Minha caixa craniana parece que vai rachar como casca de ovo cozido tamanho o calor deste sol de inverno... outono?... primavera? Ninguém sabe mais. Estou largada sob o sofá extensível feito um jacaré à beira do rio. Alcanço o controle remoto da TV e assisto um filme... dois filmes... Preciso levantar e fazer algo útil, mas só consigo boiar feito um pedaço de carne numa sopa de legumes. O ventilador soprando firme na minha cara um ar cada vez mais quente. Não sigo para o terceiro filme, me iludo de que preciso checar as mensagens do whatsapp atrás de algo importante... é só um cacoete pra que eu divague para as redes sociais e passe mais uma hora babando enquanto vozes engraçadas dublam vídeos de bichinhos fofos ou crianças famélicas e machucadas surjam em apelos desesperados da Cruz Vermelha, dos Médicos sem Fronteira, da Acnur... Maldito algoritmo que sabe da minha terrível culpa em existir deitada neste sofá extensível enquanto crianças morrem. Uma hora empurrando a tela com o dedo e chega! Ergo-me num rompante de quem ainda não desistiu da própria humanidade. Tento pensar em algo minimamente realizável. Cambaleio feito uma barata em direção à cozinha na esperança que algo pra fazer me socorra.

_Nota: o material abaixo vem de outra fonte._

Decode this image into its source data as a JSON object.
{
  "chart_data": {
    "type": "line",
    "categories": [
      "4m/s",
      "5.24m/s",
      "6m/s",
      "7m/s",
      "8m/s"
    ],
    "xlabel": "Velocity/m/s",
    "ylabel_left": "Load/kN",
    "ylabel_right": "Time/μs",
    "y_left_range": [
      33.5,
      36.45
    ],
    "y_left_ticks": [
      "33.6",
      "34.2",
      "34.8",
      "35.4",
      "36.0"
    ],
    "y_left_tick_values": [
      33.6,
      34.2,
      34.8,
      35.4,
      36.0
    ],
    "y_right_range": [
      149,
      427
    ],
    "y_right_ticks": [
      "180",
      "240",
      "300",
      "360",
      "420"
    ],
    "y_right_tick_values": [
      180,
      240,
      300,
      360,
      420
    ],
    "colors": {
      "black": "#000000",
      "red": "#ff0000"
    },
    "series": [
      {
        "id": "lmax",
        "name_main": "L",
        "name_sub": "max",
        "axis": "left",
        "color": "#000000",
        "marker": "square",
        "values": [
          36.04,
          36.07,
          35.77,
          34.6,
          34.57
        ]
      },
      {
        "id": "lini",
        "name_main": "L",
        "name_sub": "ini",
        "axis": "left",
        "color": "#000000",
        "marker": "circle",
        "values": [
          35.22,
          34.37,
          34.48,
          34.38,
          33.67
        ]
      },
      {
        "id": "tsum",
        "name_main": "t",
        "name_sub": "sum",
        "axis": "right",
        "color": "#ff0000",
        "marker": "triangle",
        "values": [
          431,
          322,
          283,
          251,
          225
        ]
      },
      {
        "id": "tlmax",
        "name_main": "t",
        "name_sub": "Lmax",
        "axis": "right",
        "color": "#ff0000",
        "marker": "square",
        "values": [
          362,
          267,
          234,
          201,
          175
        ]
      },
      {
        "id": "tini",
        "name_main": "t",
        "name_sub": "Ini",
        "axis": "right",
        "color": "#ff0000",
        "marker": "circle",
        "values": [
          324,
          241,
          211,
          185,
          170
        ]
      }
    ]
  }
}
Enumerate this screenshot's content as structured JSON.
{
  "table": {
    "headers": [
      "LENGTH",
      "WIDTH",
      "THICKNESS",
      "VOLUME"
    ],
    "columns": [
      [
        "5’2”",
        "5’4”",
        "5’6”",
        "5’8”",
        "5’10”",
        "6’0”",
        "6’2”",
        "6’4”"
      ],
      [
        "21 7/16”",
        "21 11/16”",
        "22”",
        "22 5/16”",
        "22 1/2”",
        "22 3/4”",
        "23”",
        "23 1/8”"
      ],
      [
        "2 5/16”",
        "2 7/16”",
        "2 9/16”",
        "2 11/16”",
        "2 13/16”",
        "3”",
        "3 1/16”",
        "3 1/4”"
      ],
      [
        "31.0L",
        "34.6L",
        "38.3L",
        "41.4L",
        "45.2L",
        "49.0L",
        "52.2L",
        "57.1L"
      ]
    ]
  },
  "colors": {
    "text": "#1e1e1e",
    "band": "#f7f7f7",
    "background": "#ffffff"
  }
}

Passo pelo vaso onde a Rosa do Deserto finalmente explodiu em flores. O que mesmo eu fui fazer na área de serviço? O cérebro meio cozido tenta alguma resposta. Varrer o chão! Sempre é bom para o bem estar do planeta varrer o chão. Varro o chão escorrendo um rio de suor pescoço abaixo e volto rastejando para o sofá extensível, o ventilador, o bafo de ar quente, na tentativa de um minúsculo prazer. Passo de novo pela Rosa do Deserto desaforada na sua primeira floração. Sou tomada pela visão de que o final da humanidade será este: pedaços de gente numa sopa de legumes cósmica enquanto se ouvem gargalhadas das Rosas do Deserto na natureza impassível que segue. Insisto na urgência em fazer algo: quem sabe compartilhar aquele vídeo sobre as queimadas que engolem pedaços fartos da Amazônia neste mesmo instante? Pego de novo o celular na esperança de não me distrair com os bichinhos dublados... mas percebo minha mão derretendo, meu braço derretendo... Tarde demais, a humanidade acabou.